A Reddit user is concerned about what to include in their cover letter. The biggest concern is their lack of experience, which doesn’t have anything to do with their cover letter.
“I am trying to get an internship at a Holocaust memorial museum. I am an English literature and history major and have a lot of volunteer experience working in libraries. I’ve done just about everything in a library. Shelving/reshelving books, working the register at their bookstore, supervising children’s and family’s events, etc. I’ve also worked as a nanny and as a caregiver in the past, so I have a lot of experience with children and the elderly. The job itself is basically to help educate the public on the Holocaust, to work with survivors, and to lead tours around the museum.
I plan to focus on Jewish studies and Slavonic studies when I get my master’s in the future. For my bachelor’s, I’ve taken a large number of classes on WWII and Europe, and a lot of that overlaps with Jewish studies. Even though I’m not Jewish, I am extremely passionate about this topic because my family is from Germany. The reason I’m a tiny bit nervous now is because one of my close friends is also applying, and she’s done way more than me. Like she’s the president of our school’s Hillel, which I do help her with occasionally but not really enough to put it in a cover letter. And she does a lot more than that.
How do I write a cover letter that showcases why they should give me an interview at all even though I feel like my experience is definitely inadequate in comparison? A template would be helpful, but any advice or tips would be greatly appreciated as well.”
- What you should include on your cover letter and questioning whether or not you have enough experience are two separate issues. I was a front-line manager, and I am now a senior manager. I have never believed that somebody shouldn’t be given an opportunity because they don’t have enough experience. You’re getting too caught up in somebody else’s experience and not focusing enough on you.
- Your cover letter will go a long way to showing the hiring manager the experience you do have. It’s also an opportunity to show your knowledge and why you would be a good fit for the job and the organization. Your cover letter is an excellent time for you to talk about your transferable skills and your professionalism. A candidate’s fit within the organization is a lot more important than their experience.

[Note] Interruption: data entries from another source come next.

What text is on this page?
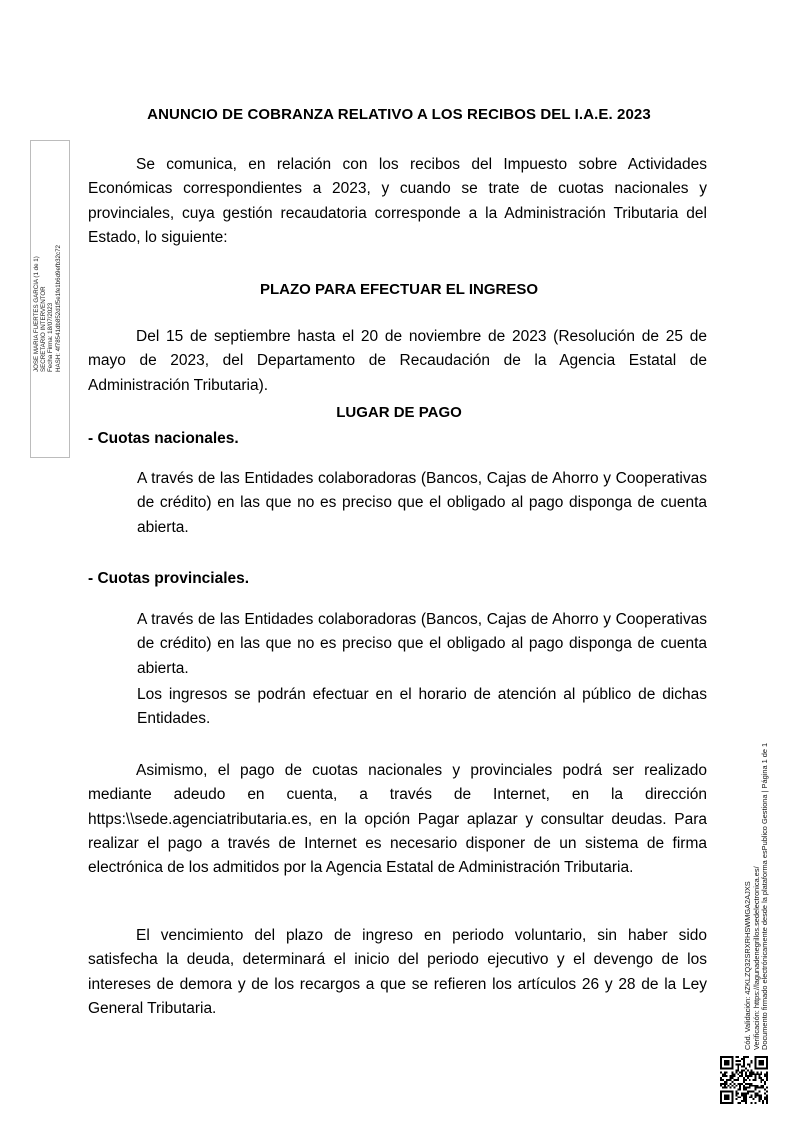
JOSE MARIA FUERTES GARCIA (1 de 1) SECRETARIO INTERVENTOR Fecha Firma: 18/07/2023 HASH: 4f78541db852d1f5e1fe1b6d9efb32c72
ANUNCIO DE COBRANZA RELATIVO A LOS RECIBOS DEL I.A.E. 2023

Se comunica, en relación con los recibos del Impuesto sobre Actividades Económicas correspondientes a 2023, y cuando se trate de cuotas nacionales y provinciales, cuya gestión recaudatoria corresponde a la Administración Tributaria del Estado, lo siguiente:

PLAZO PARA EFECTUAR EL INGRESO

Del 15 de septiembre hasta el 20 de noviembre de 2023 (Resolución de 25 de mayo de 2023, del Departamento de Recaudación de la Agencia Estatal de Administración Tributaria).

LUGAR DE PAGO
- Cuotas nacionales.

A través de las Entidades colaboradoras (Bancos, Cajas de Ahorro y Cooperativas de crédito) en las que no es preciso que el obligado al pago disponga de cuenta abierta.

- Cuotas provinciales.

A través de las Entidades colaboradoras (Bancos, Cajas de Ahorro y Cooperativas de crédito) en las que no es preciso que el obligado al pago disponga de cuenta abierta.

Los ingresos se podrán efectuar en el horario de atención al público de dichas Entidades.

Asimismo, el pago de cuotas nacionales y provinciales podrá ser realizado mediante adeudo en cuenta, a través de Internet, en la dirección https:\\sede.agenciatributaria.es, en la opción Pagar aplazar y consultar deudas. Para realizar el pago a través de Internet es necesario disponer de un sistema de firma electrónica de los admitidos por la Agencia Estatal de Administración Tributaria.

El vencimiento del plazo de ingreso en periodo voluntario, sin haber sido satisfecha la deuda, determinará el inicio del periodo ejecutivo y el devengo de los intereses de demora y de los recargos a que se refieren los artículos 26 y 28 de la Ley General Tributaria.	Cód. Validación: 4ZKLZQ32SRXRHSWMGA2AJXS Verificación: https://lagunadenegrillos.sedelectronica.es/ Documento firmado electrónicamente desde la plataforma esPublico Gestiona | Página 1 de 1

- Write your resume first, and then write your cover letter. Use the job description to highlight your skills and qualifications based on the job description. Don’t send anything generic or add a lot of filler. Use their job description to show why you’re the right candidate.
- Think of your cover letter as an advertising brochure. You don’t see companies like Nike talking about ADIDAS or Reebok. They are focused on their brand and their products. Use your cover letter to sell your personal brand and what you would bring as an employee.
I hope this helps. Go into this application process with confidence. Don’t worry about other people’s experience; focus on yourself and what you bring to the company.